Zieliński dorzucił czwartego gola natychmiast po przerwie - i choć Luis Diaz zmniejszył nieco stratę, The Reds zostali ostatecznie rozniesieni.
Jurgen Klopp podzielił się komentarzem odnośnie kilku kluczowych punktów:
O przeprosinach skierowanych do podróżujących kibiców po meczu…
To długi lot z Liverpoolu do Neapolu. Przy wszystkim, co zainwestowali, rozumiem w stu procentach, że to była bardzo rozczarowująca noc, więc oczywiście - podnoszę ręce i muszę przeprosić.

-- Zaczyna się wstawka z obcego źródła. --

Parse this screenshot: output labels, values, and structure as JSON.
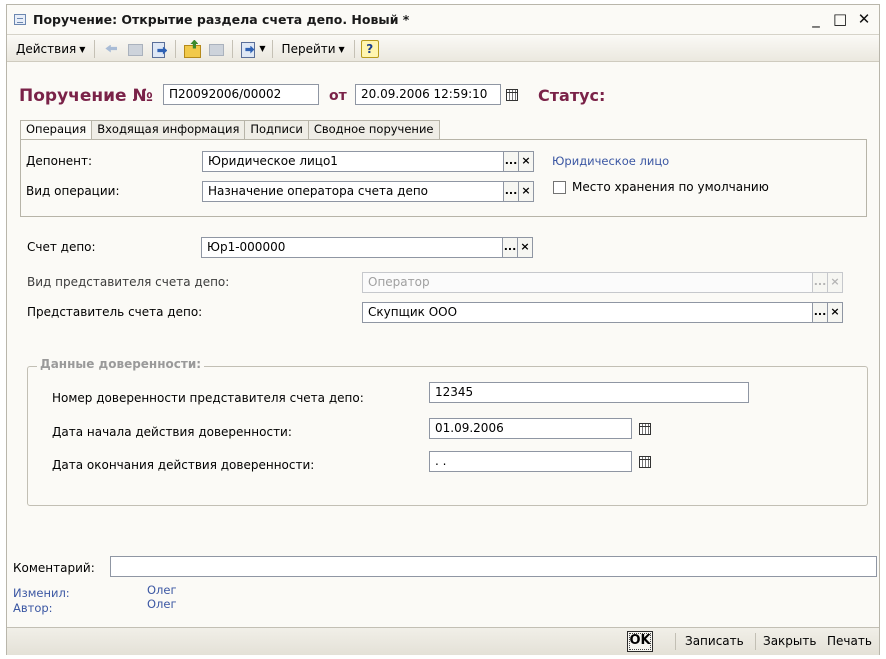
{
  "window": {
    "title": "Поручение: Открытие раздела счета депо. Новый *",
    "minimize": "_",
    "maximize": "□",
    "close": "✕"
  },
  "toolbar": {
    "actions_label": "Действия",
    "goto_label": "Перейти",
    "help_label": "?"
  },
  "header": {
    "order_label": "Поручение №",
    "order_number": "П20092006/00002",
    "from_label": "от",
    "date": "20.09.2006 12:59:10",
    "status_label": "Статус:"
  },
  "tabs": [
    {
      "label": "Операция",
      "active": true
    },
    {
      "label": "Входящая информация",
      "active": false
    },
    {
      "label": "Подписи",
      "active": false
    },
    {
      "label": "Сводное поручение",
      "active": false
    }
  ],
  "operation": {
    "deponent_label": "Депонент:",
    "deponent_value": "Юридическое лицо1",
    "deponent_type": "Юридическое лицо",
    "op_type_label": "Вид операции:",
    "op_type_value": "Назначение оператора счета депо",
    "default_storage_label": "Место хранения по умолчанию",
    "default_storage_checked": false
  },
  "account": {
    "label": "Счет депо:",
    "value": "Юр1-000000"
  },
  "rep_type": {
    "label": "Вид представителя счета депо:",
    "value": "Оператор"
  },
  "representative": {
    "label": "Представитель счета депо:",
    "value": "Скупщик ООО"
  },
  "proxy": {
    "title": "Данные доверенности:",
    "number_label": "Номер доверенности представителя счета депо:",
    "number_value": "12345",
    "start_label": "Дата начала действия доверенности:",
    "start_value": "01.09.2006",
    "end_label": "Дата окончания действия доверенности:",
    "end_value": " .  ."
  },
  "footer": {
    "comment_label": "Коментарий:",
    "comment_value": "",
    "changed_label": "Изменил:",
    "changed_value": "Олег",
    "author_label": "Автор:",
    "author_value": "Олег"
  },
  "statusbar": {
    "ok_label": "OK",
    "save_label": "Записать",
    "close_label": "Закрыть",
    "print_label": "Печать"
  },
  "icons": {
    "pick": "...",
    "clear": "×"
  }
}
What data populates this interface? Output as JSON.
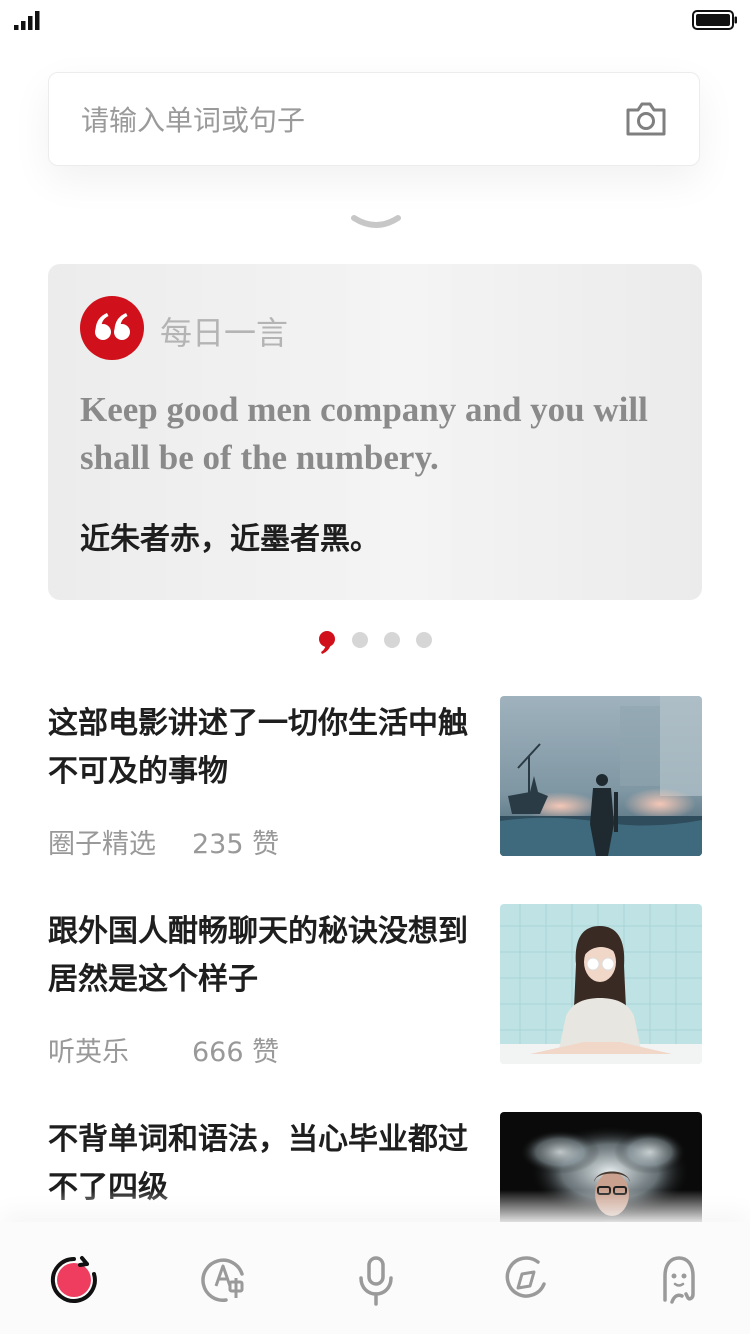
{
  "search": {
    "placeholder": "请输入单词或句子"
  },
  "daily_quote": {
    "heading": "每日一言",
    "english": "Keep good men company and you will shall be of the numbery.",
    "chinese": "近朱者赤，近墨者黑。",
    "accent_color": "#d0101a"
  },
  "carousel": {
    "page_count": 4,
    "active_index": 0
  },
  "articles": [
    {
      "title": "这部电影讲述了一切你生活中触不可及的事物",
      "source": "圈子精选",
      "likes": "235 赞",
      "image": "soldier-on-beach-image"
    },
    {
      "title": "跟外国人酣畅聊天的秘诀没想到居然是这个样子",
      "source": "听英乐",
      "likes": "666 赞",
      "image": "woman-with-glasses-image"
    },
    {
      "title": "不背单词和语法，当心毕业都过不了四级",
      "image": "man-in-powder-explosion-image"
    }
  ],
  "tabs": [
    {
      "name": "home",
      "icon": "record-icon",
      "active": true
    },
    {
      "name": "translate",
      "icon": "translate-icon"
    },
    {
      "name": "voice",
      "icon": "microphone-icon"
    },
    {
      "name": "discover",
      "icon": "compass-icon"
    },
    {
      "name": "profile",
      "icon": "ghost-icon"
    }
  ]
}
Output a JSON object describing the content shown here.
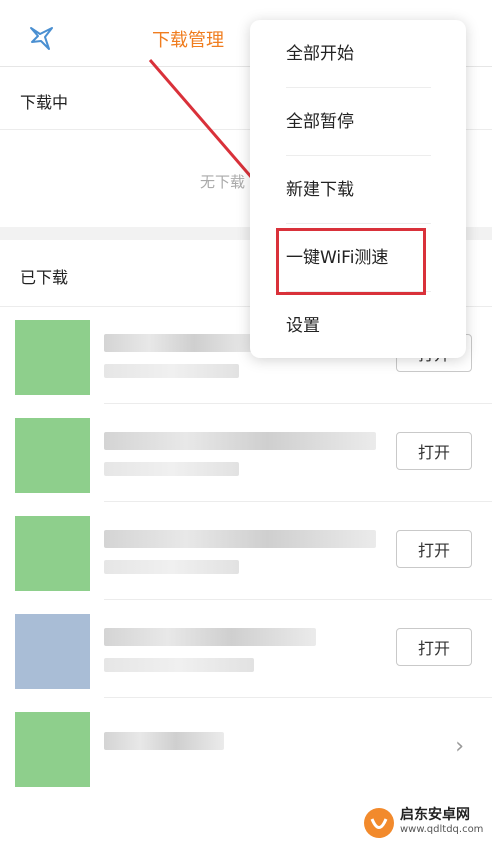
{
  "header": {
    "title": "下载管理",
    "logo_icon": "bird-icon"
  },
  "downloading": {
    "title": "下载中",
    "empty_text": "无下载"
  },
  "downloaded": {
    "title": "已下载",
    "items": [
      {
        "action_label": "打开",
        "thumb_color": "#8ecf8c"
      },
      {
        "action_label": "打开",
        "thumb_color": "#8ecf8c"
      },
      {
        "action_label": "打开",
        "thumb_color": "#8ecf8c"
      },
      {
        "action_label": "打开",
        "thumb_color": "#a9bdd6"
      },
      {
        "action_label": "",
        "thumb_color": "#8ecf8c"
      }
    ]
  },
  "menu": {
    "items": [
      "全部开始",
      "全部暂停",
      "新建下载",
      "一键WiFi测速",
      "设置"
    ]
  },
  "watermark": {
    "line1": "启东安卓网",
    "line2": "www.qdltdq.com"
  },
  "colors": {
    "accent": "#f07d1f",
    "highlight": "#d9313a"
  }
}
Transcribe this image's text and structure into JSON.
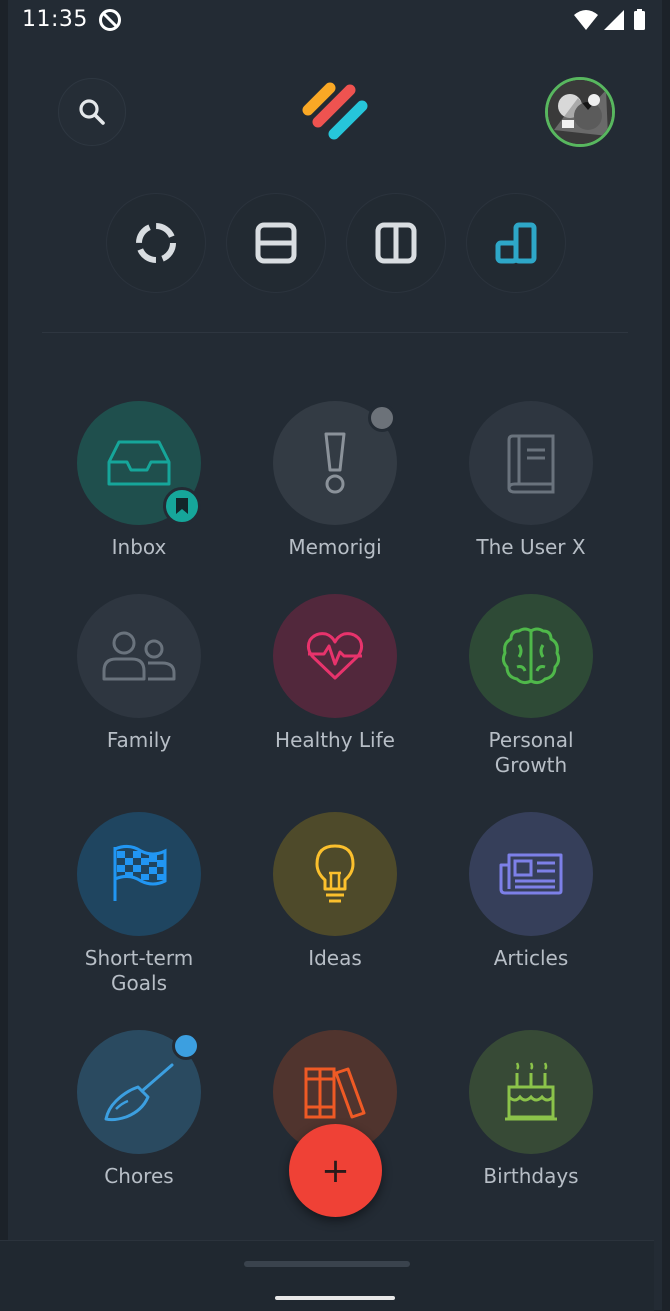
{
  "status_bar": {
    "time": "11:35",
    "icons": [
      "do-not-disturb-icon",
      "wifi-icon",
      "signal-icon",
      "battery-icon"
    ]
  },
  "header": {
    "search_icon": "search-icon",
    "logo": "app-logo",
    "avatar": "user-avatar"
  },
  "view_modes": [
    {
      "name": "circle-view",
      "icon": "ring-icon",
      "active": false
    },
    {
      "name": "rows-view",
      "icon": "rows-icon",
      "active": false
    },
    {
      "name": "columns-view",
      "icon": "columns-icon",
      "active": false
    },
    {
      "name": "grid-view",
      "icon": "stacked-squares-icon",
      "active": true,
      "color": "#2ea7c8"
    }
  ],
  "categories": [
    {
      "label": "Inbox",
      "icon": "inbox-tray-icon",
      "bg": "#1f4f4d",
      "color": "#16a69a",
      "badge": "bookmark"
    },
    {
      "label": "Memorigi",
      "icon": "exclamation-icon",
      "bg": "#333b44",
      "color": "#8b929a",
      "badge": "grey-dot"
    },
    {
      "label": "The User X",
      "icon": "book-icon",
      "bg": "#2e3640",
      "color": "#6a737d"
    },
    {
      "label": "Family",
      "icon": "people-icon",
      "bg": "#2e3640",
      "color": "#6a737d"
    },
    {
      "label": "Healthy Life",
      "icon": "heartbeat-icon",
      "bg": "#52283c",
      "color": "#e8336c"
    },
    {
      "label": "Personal\nGrowth",
      "icon": "brain-icon",
      "bg": "#2e4a36",
      "color": "#4fb84a"
    },
    {
      "label": "Short-term\nGoals",
      "icon": "checkered-flag-icon",
      "bg": "#1f4560",
      "color": "#2196f3"
    },
    {
      "label": "Ideas",
      "icon": "lightbulb-icon",
      "bg": "#4e4a2a",
      "color": "#fbc02d"
    },
    {
      "label": "Articles",
      "icon": "newspaper-icon",
      "bg": "#363f5a",
      "color": "#7d80e8"
    },
    {
      "label": "Chores",
      "icon": "broom-icon",
      "bg": "#2a4a60",
      "color": "#3c9fe0",
      "badge": "blue-dot"
    },
    {
      "label": "",
      "icon": "books-icon",
      "bg": "#50342e",
      "color": "#ef5a25"
    },
    {
      "label": "Birthdays",
      "icon": "cake-icon",
      "bg": "#374a36",
      "color": "#8bc34a"
    }
  ],
  "fab": {
    "label": "+",
    "icon": "plus-icon",
    "color": "#ef4136"
  }
}
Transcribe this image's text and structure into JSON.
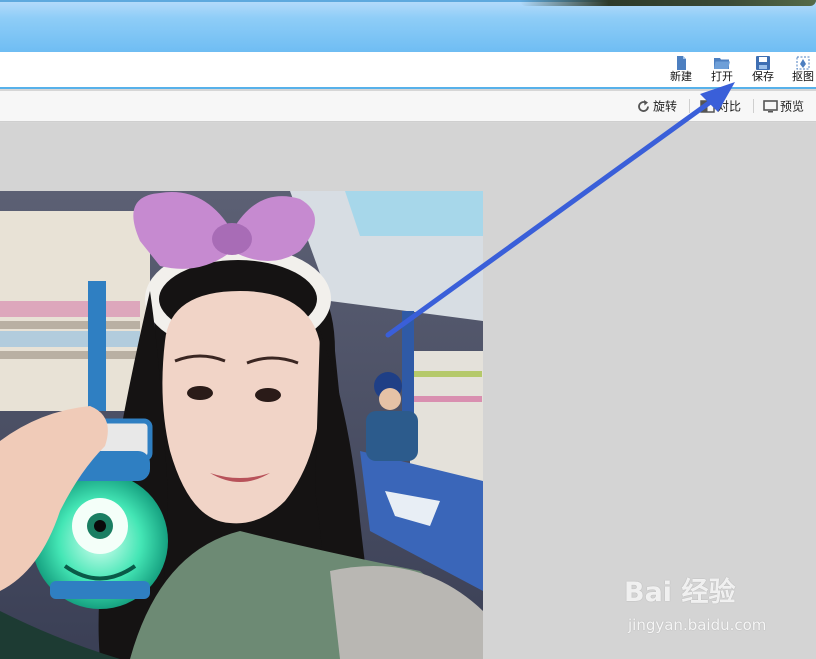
{
  "toolbar": {
    "items": [
      {
        "label": "新建",
        "icon": "new-file-icon"
      },
      {
        "label": "打开",
        "icon": "open-folder-icon"
      },
      {
        "label": "保存",
        "icon": "save-disk-icon"
      },
      {
        "label": "抠图",
        "icon": "cutout-pen-icon"
      }
    ]
  },
  "subbar": {
    "items": [
      {
        "label": "旋转",
        "icon": "rotate-icon"
      },
      {
        "label": "对比",
        "icon": "compare-icon"
      },
      {
        "label": "预览",
        "icon": "preview-icon"
      }
    ]
  },
  "watermark": {
    "logo_text": "Bai 经验",
    "url": "jingyan.baidu.com"
  },
  "colors": {
    "title_bar": "#7fc4f5",
    "accent_line": "#57b1ea",
    "arrow": "#3a5fd9",
    "canvas": "#d4d4d4"
  }
}
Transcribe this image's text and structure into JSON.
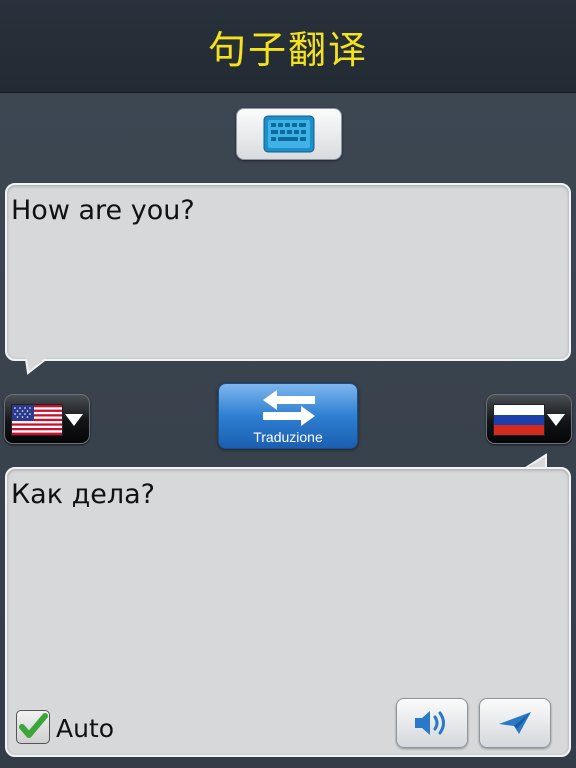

O tym, co według niego poszło nie tak…
To oczywiście nie pierwszy raz, kiedy rozmawiam z mediami, więc mówię to kolejny raz. Myślę, że problemy, które mieliśmy dziś wieczorem, były oczywiste. Po pierwsze, Napoli rozegrało naprawdę dobry mecz, a my zagraliśmy naprawdę zły mecz. Dlaczego zagraliśmy zły mecz? Nie możemy zignorować początku meczu i tego, jak się rozwinął - jak zaczęło się od rzutu karnego, a zaraz potem doszło do kolejnego. W takich okolicznościach nie jest łatwo, ale oczywiście naszym problemem było to, że po prostu nie graliśmy wystarczająco dobrze. Oznacza to, że w naszym konkretnym przypadku nigdy nie byliśmy zwarci. Nie pamiętam ani jednej sytuacji, w której byliśmy zwarci. Przez 60 minut nie mieliśmy ani jednej sytuacji kontr-pressowej w meczu, w którym straciliśmy dużo piłek, tylko dlatego, że byliśmy daleko.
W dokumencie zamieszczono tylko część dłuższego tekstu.